Tom Parrinello

Personal information
- Full name: Tommaso Salvatore Parrinello
- Date of birth: 11 November 1989 (age 36)
- Place of birth: Stoke Gifford, England
- Height: 5 ft 4 in (1.63 m)
- Position: Defender

Team information
- Current team: Hambrook AFC
- Number: 6

Senior career*
- Years: Team / Apps / (Gls)
- 2006–2009: Bristol Rovers / 77 / (1)
- 2008–2009: → Weston-super-Mare (loan) / 6 / (0)
- 2009–2010: Weston-super-Mare / 2 / (0)
- 2010–2011: Gloucester City / 35 / (0)
- Mangotsfield Utd
- Hambrook Afc / 34 / (1)

= Tom Parrinello =

English footballer (born 1989)

Tommaso Salvatore "Tom" Parrinello (born 11 November 1989) is an English former football defender of Italian descent who is currently a full time plasterer for RR Coke plastering services.

==Career==
Parrinello made his debut for the Bristol Rovers first team on 1 December 2007, when he appeared in an FA Cup second round match against Rushden & Diamonds, coming on as a substitute for Craig Disley.
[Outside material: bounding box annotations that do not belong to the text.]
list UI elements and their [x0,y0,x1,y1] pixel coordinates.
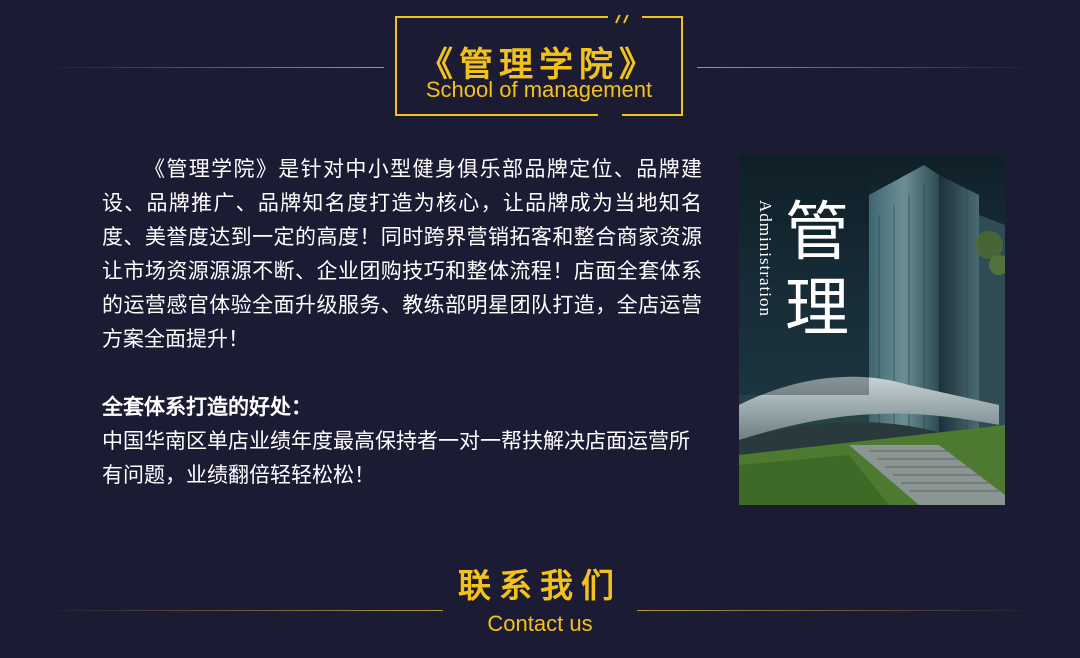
benefits-text: 中国华南区单店业绩年度最高保持者一对一帮扶解决店面运营所有问题，业绩翻倍轻轻松松… [102,429,690,487]
section-subtitle: School of management [425,77,653,102]
intro-paragraph: 《管理学院》是针对中小型健身俱乐部品牌定位、品牌建设、品牌推广、品牌知名度打造为… [102,157,702,351]
header-divider-left [40,67,384,68]
administration-photo: Administration 管 理 [739,155,1005,505]
contact-divider-left [40,610,443,611]
main-content: 《管理学院》是针对中小型健身俱乐部品牌定位、品牌建设、品牌推广、品牌知名度打造为… [102,152,702,492]
header-divider-right [697,67,1040,68]
section-title-frame: 《管理学院》 School of management [394,15,684,116]
contact-title: 联系我们 [458,566,622,605]
photo-label-en: Administration [756,200,775,317]
photo-char-2: 理 [785,272,849,346]
contact-subtitle: Contact us [487,611,593,636]
photo-char-1: 管 [785,196,849,270]
benefits-heading: 全套体系打造的好处： [102,395,312,419]
contact-divider-right [637,610,1040,611]
photo-label-cn: 管 理 [777,195,857,347]
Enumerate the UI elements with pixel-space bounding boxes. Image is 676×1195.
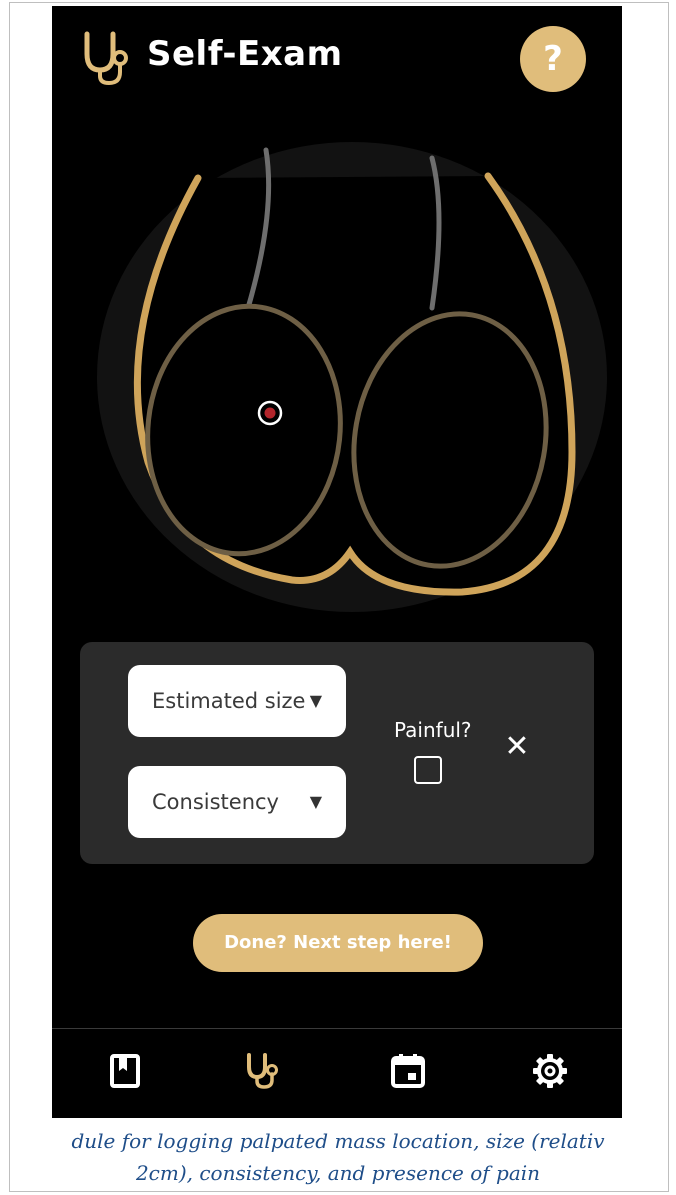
nav-settings[interactable] xyxy=(528,1049,572,1093)
journal-icon xyxy=(110,1054,140,1088)
painful-checkbox[interactable] xyxy=(414,756,442,784)
stethoscope-icon xyxy=(247,1053,278,1089)
app-header: Self-Exam ? xyxy=(52,6,622,116)
consistency-value: Consistency xyxy=(152,790,279,814)
consistency-dropdown[interactable]: Consistency ▼ xyxy=(128,766,346,838)
lump-details-panel: Estimated size ▼ Consistency ▼ Painful? ✕ xyxy=(80,642,594,864)
nav-journal[interactable] xyxy=(104,1049,148,1093)
lump-marker-dot xyxy=(264,407,276,419)
next-step-button[interactable]: Done? Next step here! xyxy=(193,914,483,972)
help-button[interactable]: ? xyxy=(520,26,586,92)
estimated-size-value: Estimated size xyxy=(152,689,306,713)
app-screen: Self-Exam ? Estimated size ▼ Consistency ▼… xyxy=(52,6,622,1118)
app-title: Self-Exam xyxy=(147,34,343,74)
figure-caption-line-2: 2cm), consistency, and presence of pain xyxy=(135,1161,541,1185)
estimated-size-dropdown[interactable]: Estimated size ▼ xyxy=(128,665,346,737)
dropdown-caret-icon: ▼ xyxy=(309,691,322,710)
dropdown-caret-icon: ▼ xyxy=(309,792,322,811)
bottom-navigation xyxy=(52,1029,622,1118)
calendar-icon xyxy=(391,1054,425,1088)
settings-gear-icon xyxy=(533,1054,567,1088)
painful-label: Painful? xyxy=(394,718,472,742)
nav-self-exam[interactable] xyxy=(242,1049,286,1093)
figure-caption-line-1: dule for logging palpated mass location,… xyxy=(71,1129,605,1153)
remove-lump-button[interactable]: ✕ xyxy=(500,730,534,764)
stethoscope-logo-icon xyxy=(84,31,128,86)
nav-calendar[interactable] xyxy=(386,1049,430,1093)
body-location-map[interactable] xyxy=(52,132,622,622)
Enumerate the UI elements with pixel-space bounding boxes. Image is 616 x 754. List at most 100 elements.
He was the youngest of the five scholars to be offered a professional contract in the summer of 2006.
As a sixteen-year-old, he made a number of reserve team appearances in 2005/06 and was a regular in the reserve side in 2006/07 and 2007/08.

Parrinello joined Weston-super-Mare on loan in December 2008 in order to gain some first team experience, but the move became permanent two months later.

He joined Gloucester City in the summer of 2010 and was as an almost ever-present for the 2010/11 season.

In 2011/12 season he joined Mangotsfield Utd.

He is currently the Lead Professional Development Phase Coach at Bristol Rovers having previously held other coaching roles within the academy.